In Japan läuft das Modell seit Jahrzehnten
Im Prinzip betreibt Japan schon seit 20 Jahren eine solche Politik, erklärt der Vermögensprofi. Die japanische Regierung finanziert ihre Schulden durch Staatsanleihen, die nach der Neuauflage in der Regel von großen Pensionskassen und Versicherungen erworben werden. Die japanische Notenbank wiederum kauft die Anleihen auf. Dadurch steigt die Geldmenge, die im Umlauf ist und die monetäre Basis der Geschäftsbanken. "Die Amerikaner werden versuchen, dieses Modell zu kopieren", ist Köbler überzeugt. Er geht davon aus, dass die MMT im kommenden Präsidentschaftswahlkampf eine entscheidende Rolle spielen wird.

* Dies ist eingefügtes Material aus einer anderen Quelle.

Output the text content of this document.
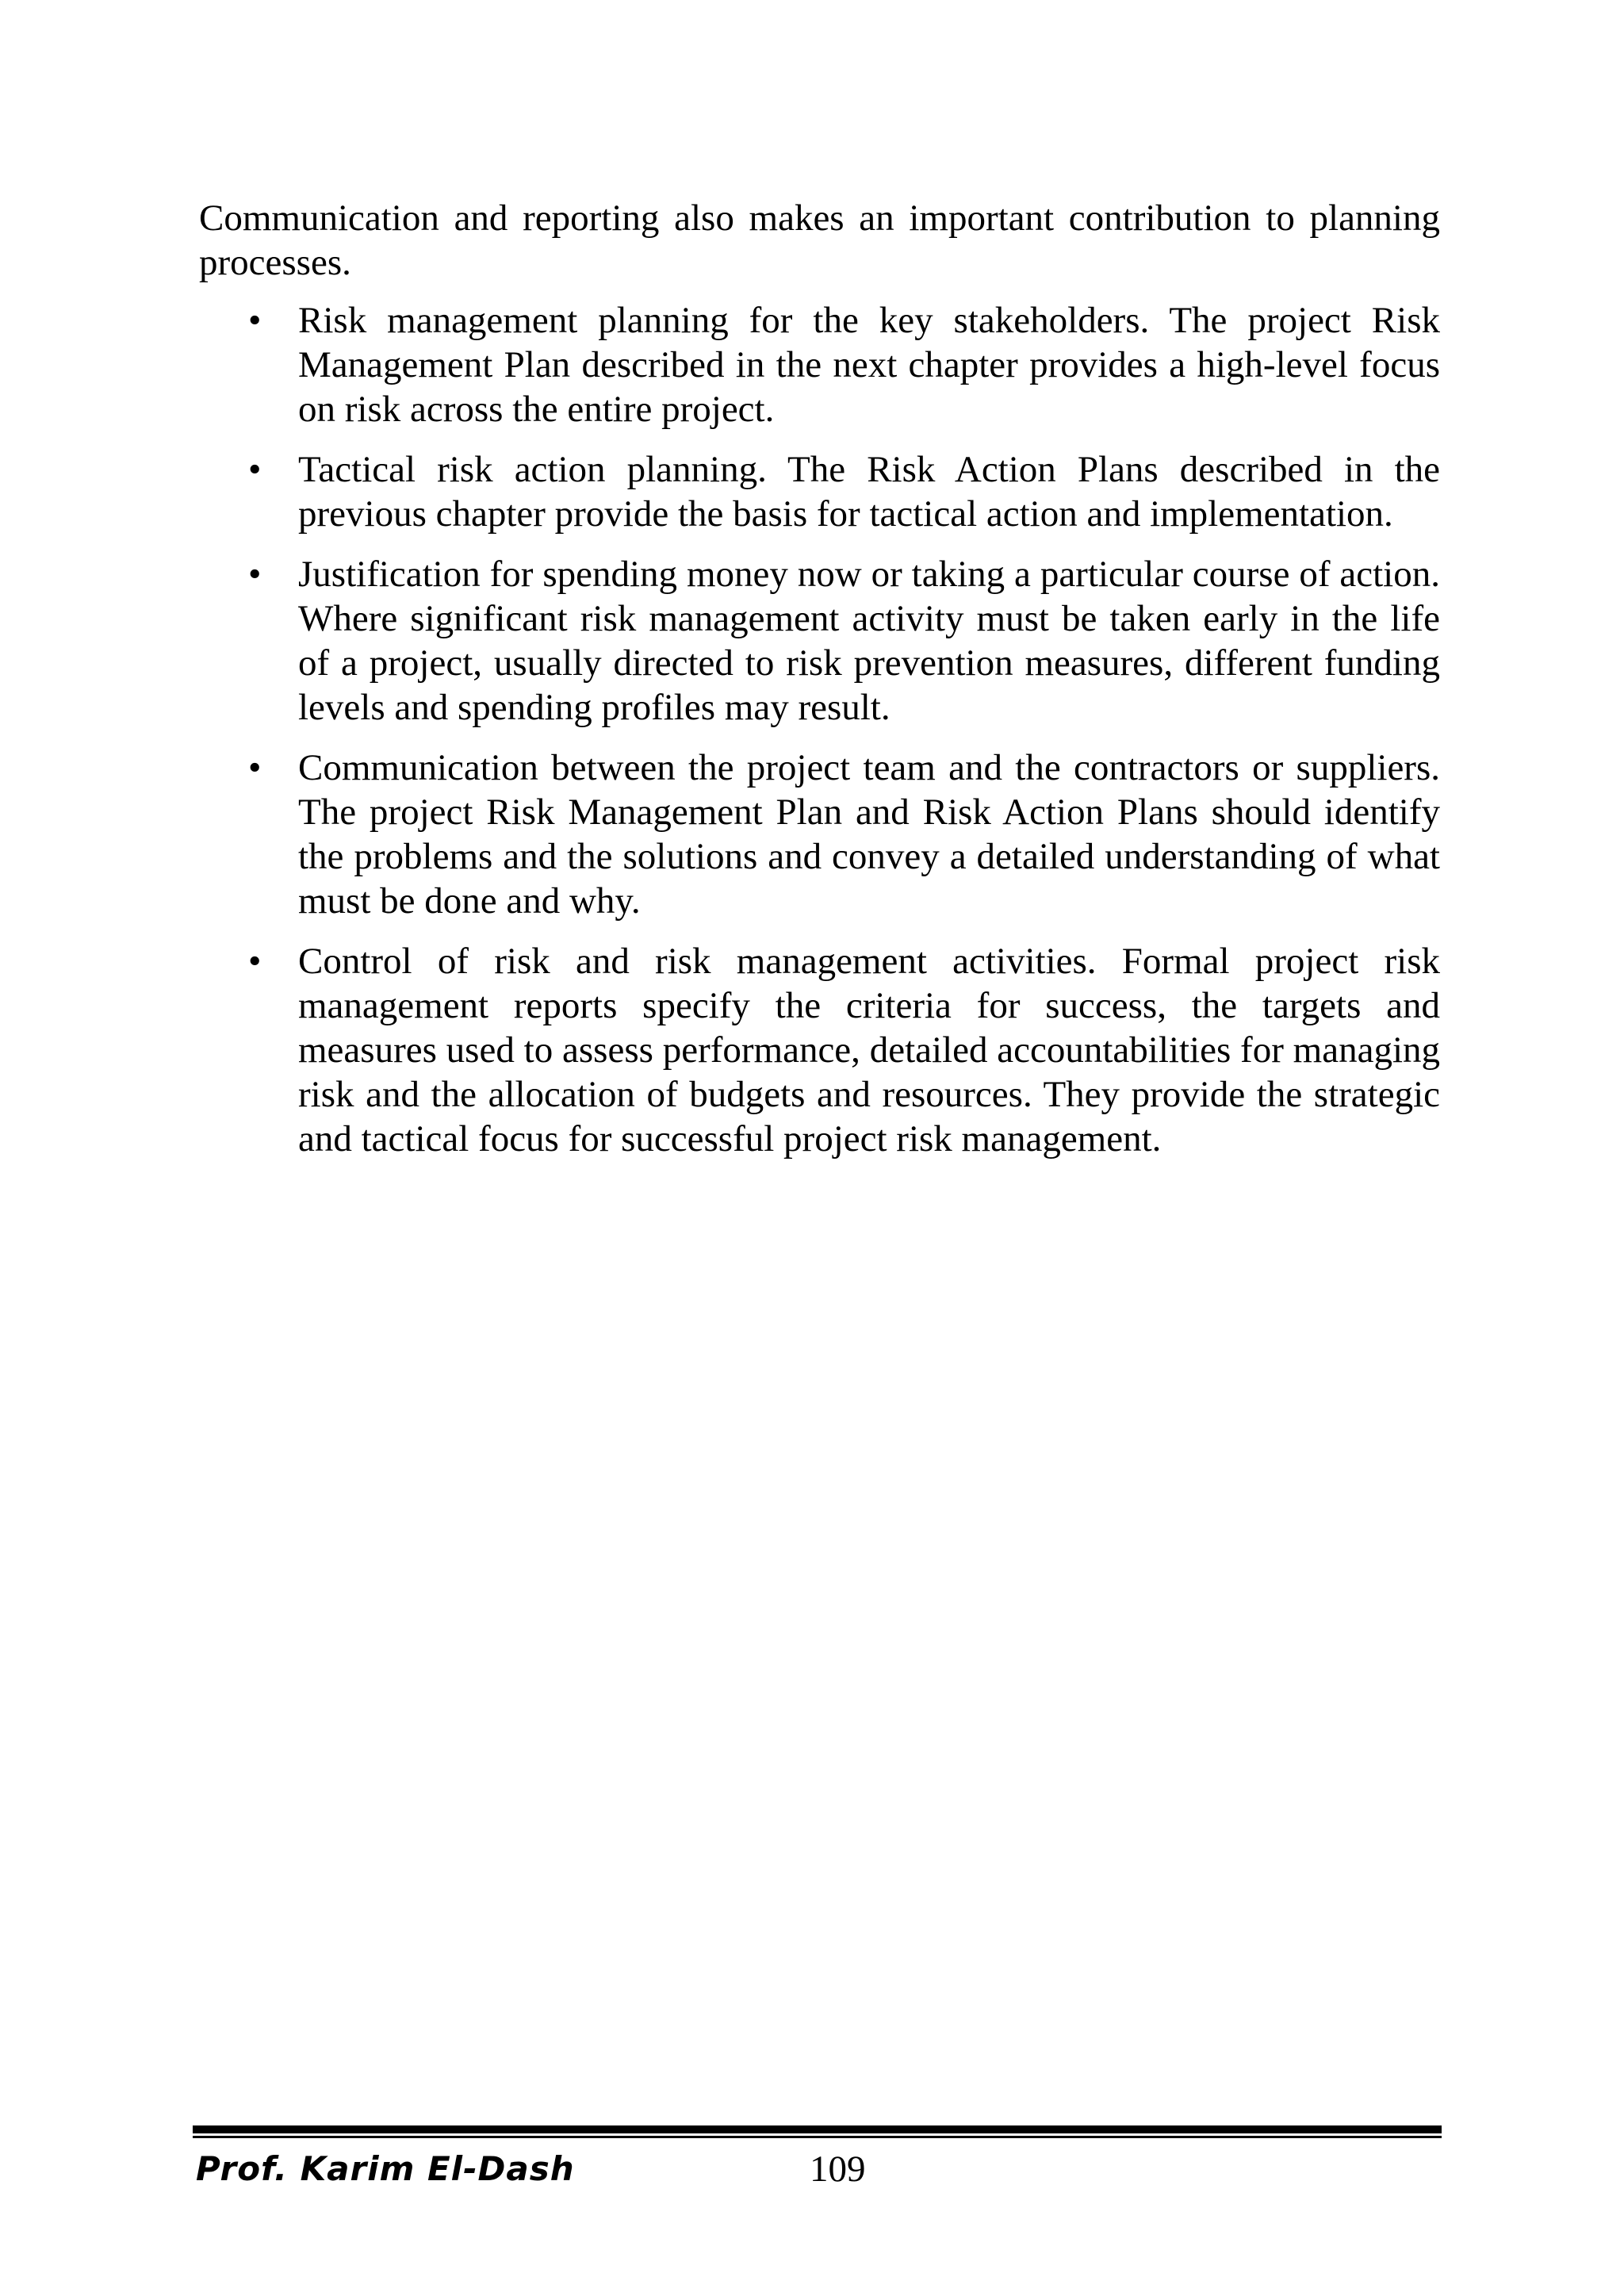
Communication and reporting also makes an important contribution to planning processes.

• Risk management planning for the key stakeholders. The project Risk Management Plan described in the next chapter provides a high-level focus on risk across the entire project.
• Tactical risk action planning. The Risk Action Plans described in the previous chapter provide the basis for tactical action and implementation.
• Justification for spending money now or taking a particular course of action. Where significant risk management activity must be taken early in the life of a project, usually directed to risk prevention measures, different funding levels and spending profiles may result.
• Communication between the project team and the contractors or suppliers. The project Risk Management Plan and Risk Action Plans should identify the problems and the solutions and convey a detailed understanding of what must be done and why.
• Control of risk and risk management activities. Formal project risk management reports specify the criteria for success, the targets and measures used to assess performance, detailed accountabilities for managing risk and the allocation of budgets and resources. They provide the strategic and tactical focus for successful project risk management.
Prof. Karim El-Dash	109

Die MMT hat allerdings einen Haken: Der Privatsektor als langfristiger Treiber einer wachsenden Volkswirtschaft findet keine Beachtung. "Langfristig muss aber jede Rechnung von irgendjemandem bezahlt werden", sagt Köbler. Bislang scheine es nur niemandem zu stören, dass die Staatsquote an der Wirtschaftsleistung zunimmt, solange der Staat ungebremst agieren kann. Für viele Politiker sei die Politik der Notenpresse mittlerweile Teil einer neuen Normalität geworden, sagt Köbler.
 
Anleger sollten dem politischen Treiben und dem Agieren der Notenbanken höchste Aufmerksamkeit beimessen. Denn die Entwicklungen werden erhebliche Auswirkungen auf die Kapitalmärkte und das eigene Vermögen haben, ist der Anlageprofi überzeugt. Die nächste globale Finanzkrise dürfte die "am besten prognostizierbare der Weltgeschichte" werden, sagt Köbler. (fp)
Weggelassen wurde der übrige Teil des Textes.